Frequently Asked Questions

That is only for ACA/Obamacare and government plans. Private insurance is available year-round.

I have access to all public and private health insurance options. I also work with a network of qualified partners offering dental, vision, life, auto, property/casualty, supplemental, critical Illness, gap/short term, and more! In any case, I am happy to guide you in the right direction for any insurance needs!

Insurance can be acquired through an employer, the public market, or privately. Private plans are not income-based, eliminating the need for annual re-enrollment. These plans are on a PPO network which provides nationwide coverage and access to a large network of doctors and hospitals. These plans may have higher premiums in some cases but can be tax-deductible and offer fixed-rate guarantees for a certain time period. Every situation is different, however, if you're relatively healthy without any major medical history (ex. heart attack, stroke, cancer) you could be overpaying for health insurance coverage on the public market. Some private plans are medically underwritten and catered towards those who do not currently have severe medical needs or require weekly or monthly doctor visits. This option is more exclusive and requires approval but typically has $0 deductible plans available. Rates are not income-based, eliminating the need for annual re-enrollment. This is a popular option amongst the self-employed and those who travel!

Public insurance (ACA/Obamacare) is catered towards those with pre-existing conditions requiring more frequent medical care and/or medications . These plans are available to everyone and typically have higher deductibles and more restrictive networks. These plans provide income based discounts on coverage and offer lower premiums based on your annual income making them a great choice for low-income individuals and families or those with current and/or chronic medical needs. Annual re-enrollment is necessary to update income information during the open enrollment period from November 1st to January 16th.

Employer plans can be a great option since most companies offering this coverage are required to pay at least 50% of the employees premium. However, adding family members to your plan like a spouse or dependents can skyrocket the premium since there is no requirement for the employer to cover family members.

Using a licensed health insurance advisor can provide several benefits, especially when navigating the often complex landscape of health insurance options. Here are some key advantages:

Expert Knowledge and Guidance

  • Industry Expertise:
    Licensed advisors have in-depth knowledge of health insurance products, regulations, and market trends.
  • Tailored Advice:
    They can recommend plans that suit your specific needs, including budget, medical history, and coverage preferences.
  • Up-to-Date Information:
    Advisors stay current with changes in health insurance laws and policies, ensuring you receive the most relevant advice.

Personalized Plan Selection

  • Needs Assessment:
    Advisors help you assess your healthcare needs and find a plan that covers necessary services, such as medications, specialists, and wellness programs.
  • Comparative Analysis:
    They compare multiple plans from various insurers to find the best options, helping you make an informed decision.

Assistance with Enrollment

  • Application Support:
    Advisors assist with completing application forms accurately, reducing the risk of errors or delays in coverage.
  • Deadlines and Compliance:
    They keep track of enrollment periods and ensure you meet all deadlines, avoiding penalties or lapses in coverage.

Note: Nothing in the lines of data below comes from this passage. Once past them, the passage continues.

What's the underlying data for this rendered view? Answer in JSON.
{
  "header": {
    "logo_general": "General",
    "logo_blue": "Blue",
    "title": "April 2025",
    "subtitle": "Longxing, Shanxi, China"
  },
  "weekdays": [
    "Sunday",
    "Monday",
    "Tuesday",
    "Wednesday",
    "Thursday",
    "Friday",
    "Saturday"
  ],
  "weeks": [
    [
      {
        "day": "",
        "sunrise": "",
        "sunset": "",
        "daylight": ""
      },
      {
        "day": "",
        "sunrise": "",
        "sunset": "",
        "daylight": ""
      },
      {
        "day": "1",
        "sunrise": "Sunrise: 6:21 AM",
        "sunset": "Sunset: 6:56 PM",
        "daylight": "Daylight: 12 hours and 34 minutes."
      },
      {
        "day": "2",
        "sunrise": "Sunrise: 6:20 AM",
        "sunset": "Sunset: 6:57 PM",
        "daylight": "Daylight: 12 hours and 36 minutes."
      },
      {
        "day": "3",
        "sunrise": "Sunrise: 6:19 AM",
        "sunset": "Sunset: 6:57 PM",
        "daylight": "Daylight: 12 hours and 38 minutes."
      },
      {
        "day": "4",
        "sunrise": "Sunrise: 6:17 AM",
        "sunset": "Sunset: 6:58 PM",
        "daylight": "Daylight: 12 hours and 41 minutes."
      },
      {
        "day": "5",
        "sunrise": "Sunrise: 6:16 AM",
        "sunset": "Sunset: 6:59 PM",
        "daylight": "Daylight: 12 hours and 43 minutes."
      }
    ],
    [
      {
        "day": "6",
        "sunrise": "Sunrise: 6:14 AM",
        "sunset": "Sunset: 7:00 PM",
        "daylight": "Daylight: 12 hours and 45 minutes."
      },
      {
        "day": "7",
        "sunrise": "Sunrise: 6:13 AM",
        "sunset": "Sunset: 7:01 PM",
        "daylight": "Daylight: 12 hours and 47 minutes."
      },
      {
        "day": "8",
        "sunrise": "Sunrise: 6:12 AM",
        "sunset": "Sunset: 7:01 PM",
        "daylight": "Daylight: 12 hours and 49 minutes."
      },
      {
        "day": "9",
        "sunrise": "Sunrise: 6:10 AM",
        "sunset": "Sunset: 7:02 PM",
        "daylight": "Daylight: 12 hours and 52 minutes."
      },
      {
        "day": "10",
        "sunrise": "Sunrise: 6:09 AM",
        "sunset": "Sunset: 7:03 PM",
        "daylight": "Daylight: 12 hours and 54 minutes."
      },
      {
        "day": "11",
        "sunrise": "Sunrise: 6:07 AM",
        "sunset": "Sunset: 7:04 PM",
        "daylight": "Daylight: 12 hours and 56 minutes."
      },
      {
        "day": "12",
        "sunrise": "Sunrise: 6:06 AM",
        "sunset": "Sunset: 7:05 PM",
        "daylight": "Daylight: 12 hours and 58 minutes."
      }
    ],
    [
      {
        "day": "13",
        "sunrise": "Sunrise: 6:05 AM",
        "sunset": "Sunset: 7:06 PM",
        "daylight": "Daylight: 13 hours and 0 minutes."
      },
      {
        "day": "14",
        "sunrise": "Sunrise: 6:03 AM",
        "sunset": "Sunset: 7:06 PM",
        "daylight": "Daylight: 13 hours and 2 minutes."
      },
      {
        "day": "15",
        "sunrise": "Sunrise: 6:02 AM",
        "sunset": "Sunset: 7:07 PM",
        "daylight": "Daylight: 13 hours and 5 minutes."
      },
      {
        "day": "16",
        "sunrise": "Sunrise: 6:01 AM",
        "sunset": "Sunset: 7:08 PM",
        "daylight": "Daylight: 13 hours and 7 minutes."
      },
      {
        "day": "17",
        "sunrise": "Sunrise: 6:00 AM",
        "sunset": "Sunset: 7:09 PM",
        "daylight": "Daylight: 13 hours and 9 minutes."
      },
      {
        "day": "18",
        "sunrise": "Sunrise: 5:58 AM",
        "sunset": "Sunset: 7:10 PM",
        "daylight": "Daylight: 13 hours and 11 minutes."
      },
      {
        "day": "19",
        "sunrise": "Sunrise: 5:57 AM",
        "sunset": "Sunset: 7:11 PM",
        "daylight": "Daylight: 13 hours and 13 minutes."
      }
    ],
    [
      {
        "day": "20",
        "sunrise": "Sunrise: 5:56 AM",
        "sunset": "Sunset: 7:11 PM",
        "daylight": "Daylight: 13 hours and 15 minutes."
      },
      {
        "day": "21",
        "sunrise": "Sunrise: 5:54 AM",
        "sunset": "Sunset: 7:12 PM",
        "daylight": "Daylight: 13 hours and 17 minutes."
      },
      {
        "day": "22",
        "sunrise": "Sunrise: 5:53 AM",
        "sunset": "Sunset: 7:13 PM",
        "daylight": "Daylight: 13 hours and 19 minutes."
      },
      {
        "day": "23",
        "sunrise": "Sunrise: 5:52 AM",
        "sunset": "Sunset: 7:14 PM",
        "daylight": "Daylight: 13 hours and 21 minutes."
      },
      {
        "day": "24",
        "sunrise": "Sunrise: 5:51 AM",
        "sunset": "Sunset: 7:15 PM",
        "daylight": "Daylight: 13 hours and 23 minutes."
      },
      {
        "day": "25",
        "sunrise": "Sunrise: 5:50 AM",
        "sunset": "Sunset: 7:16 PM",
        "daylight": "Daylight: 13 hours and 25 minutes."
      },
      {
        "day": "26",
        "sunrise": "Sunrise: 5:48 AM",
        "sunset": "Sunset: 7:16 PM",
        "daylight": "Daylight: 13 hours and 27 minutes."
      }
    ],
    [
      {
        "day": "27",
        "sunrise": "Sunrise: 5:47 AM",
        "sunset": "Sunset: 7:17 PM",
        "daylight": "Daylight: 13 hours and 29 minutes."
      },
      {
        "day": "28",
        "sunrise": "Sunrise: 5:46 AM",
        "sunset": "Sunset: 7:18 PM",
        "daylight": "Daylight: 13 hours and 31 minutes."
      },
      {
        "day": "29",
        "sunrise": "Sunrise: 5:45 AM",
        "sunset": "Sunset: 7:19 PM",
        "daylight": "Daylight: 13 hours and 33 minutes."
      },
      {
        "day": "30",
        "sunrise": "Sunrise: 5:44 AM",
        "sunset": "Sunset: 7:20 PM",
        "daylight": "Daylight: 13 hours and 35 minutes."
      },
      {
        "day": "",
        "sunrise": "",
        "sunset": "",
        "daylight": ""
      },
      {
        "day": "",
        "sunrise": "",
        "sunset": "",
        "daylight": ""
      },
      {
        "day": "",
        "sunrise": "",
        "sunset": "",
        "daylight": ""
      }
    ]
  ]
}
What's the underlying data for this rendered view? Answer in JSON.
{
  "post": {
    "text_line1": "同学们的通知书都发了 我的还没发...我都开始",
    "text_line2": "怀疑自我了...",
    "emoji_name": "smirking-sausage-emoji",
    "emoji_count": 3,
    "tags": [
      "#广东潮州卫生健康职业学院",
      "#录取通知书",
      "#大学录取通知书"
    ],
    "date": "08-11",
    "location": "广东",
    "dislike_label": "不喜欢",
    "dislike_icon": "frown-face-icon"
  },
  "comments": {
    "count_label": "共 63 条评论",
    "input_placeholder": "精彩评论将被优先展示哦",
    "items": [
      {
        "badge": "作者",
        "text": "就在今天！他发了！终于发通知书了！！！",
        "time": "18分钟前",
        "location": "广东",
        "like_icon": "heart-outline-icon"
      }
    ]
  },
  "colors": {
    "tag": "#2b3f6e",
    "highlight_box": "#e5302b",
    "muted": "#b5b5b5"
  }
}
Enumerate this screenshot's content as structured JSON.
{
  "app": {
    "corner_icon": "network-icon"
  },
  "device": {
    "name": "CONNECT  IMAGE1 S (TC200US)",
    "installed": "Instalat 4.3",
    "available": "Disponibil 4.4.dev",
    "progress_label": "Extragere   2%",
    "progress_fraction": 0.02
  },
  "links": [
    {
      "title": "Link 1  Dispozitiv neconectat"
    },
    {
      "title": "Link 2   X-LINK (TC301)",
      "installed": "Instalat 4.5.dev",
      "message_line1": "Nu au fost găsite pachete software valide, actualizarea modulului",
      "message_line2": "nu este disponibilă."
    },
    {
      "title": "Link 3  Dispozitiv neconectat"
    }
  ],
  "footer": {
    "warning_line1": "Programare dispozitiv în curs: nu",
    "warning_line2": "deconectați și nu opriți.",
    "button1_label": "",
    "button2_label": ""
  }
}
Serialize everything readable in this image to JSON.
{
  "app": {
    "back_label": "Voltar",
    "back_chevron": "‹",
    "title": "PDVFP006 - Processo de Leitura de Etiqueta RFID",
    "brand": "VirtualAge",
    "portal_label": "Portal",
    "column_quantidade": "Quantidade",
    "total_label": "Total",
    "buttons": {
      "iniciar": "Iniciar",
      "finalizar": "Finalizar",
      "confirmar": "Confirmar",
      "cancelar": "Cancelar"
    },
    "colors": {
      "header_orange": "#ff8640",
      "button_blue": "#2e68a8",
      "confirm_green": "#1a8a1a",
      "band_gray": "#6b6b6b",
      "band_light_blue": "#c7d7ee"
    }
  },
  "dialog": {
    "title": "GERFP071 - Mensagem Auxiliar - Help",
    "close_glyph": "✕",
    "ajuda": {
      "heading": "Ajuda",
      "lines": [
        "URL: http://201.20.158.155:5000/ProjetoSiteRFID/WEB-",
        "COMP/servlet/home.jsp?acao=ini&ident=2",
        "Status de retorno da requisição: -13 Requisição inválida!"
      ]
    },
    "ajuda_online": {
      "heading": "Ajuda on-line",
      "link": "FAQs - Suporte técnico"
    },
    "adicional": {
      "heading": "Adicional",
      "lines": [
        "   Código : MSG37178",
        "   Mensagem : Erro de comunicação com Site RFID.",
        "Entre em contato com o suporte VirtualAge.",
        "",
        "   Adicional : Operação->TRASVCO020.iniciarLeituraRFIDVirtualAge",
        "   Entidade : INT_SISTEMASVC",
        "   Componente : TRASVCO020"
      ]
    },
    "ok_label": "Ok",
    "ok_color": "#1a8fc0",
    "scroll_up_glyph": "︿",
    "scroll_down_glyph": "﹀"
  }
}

Advocacy and Claims Assistance

  • Claims Support:
    If you encounter issues with claims or billing, an advisor can intervene on your behalf, helping to resolve disputes or clarify coverage details.
  • Problem Resolution:
    Advisors can help troubleshoot issues such as denied claims or finding in-network providers.

Cost Efficiency

  • Cost Savings:
    Advisors can identify plans with better premiums, lower deductibles, and out-of-pocket costs, potentially saving you money.
  • Avoiding Over- or Under-Insurance:
    By assessing your needs, they help you avoid overpaying for unnecessary coverage or choosing a plan that doesn’t meet your needs.

Ongoing Support

  • Annual Reviews:
    Advisors offer ongoing support by reviewing your plan annually to ensure it still meets your needs, especially if your circumstances change.
  • Policy Adjustments:
    They can help you switch plans during open enrollment or special enrollment periods if your needs change.

Access to a Broader Range of Options

  • Access to Multiple Carriers:
    Advisors often have access to a wide range of insurance carriers and plans that may not be available directly to consumers.
  • Specialized Plans:
    They can help find specialized plans, like those for chronic conditions, families, or seniors, that might not be easily found without professional guidance.

Free Service to the Consumer

  • No Extra Cost:
    The services of a licensed health insurance advisor are free to consumers, as they are compensated by the insurance carriers.

Overall, a licensed health insurance advisor can make the process of selecting and managing health insurance easier, more efficient, and less stressful.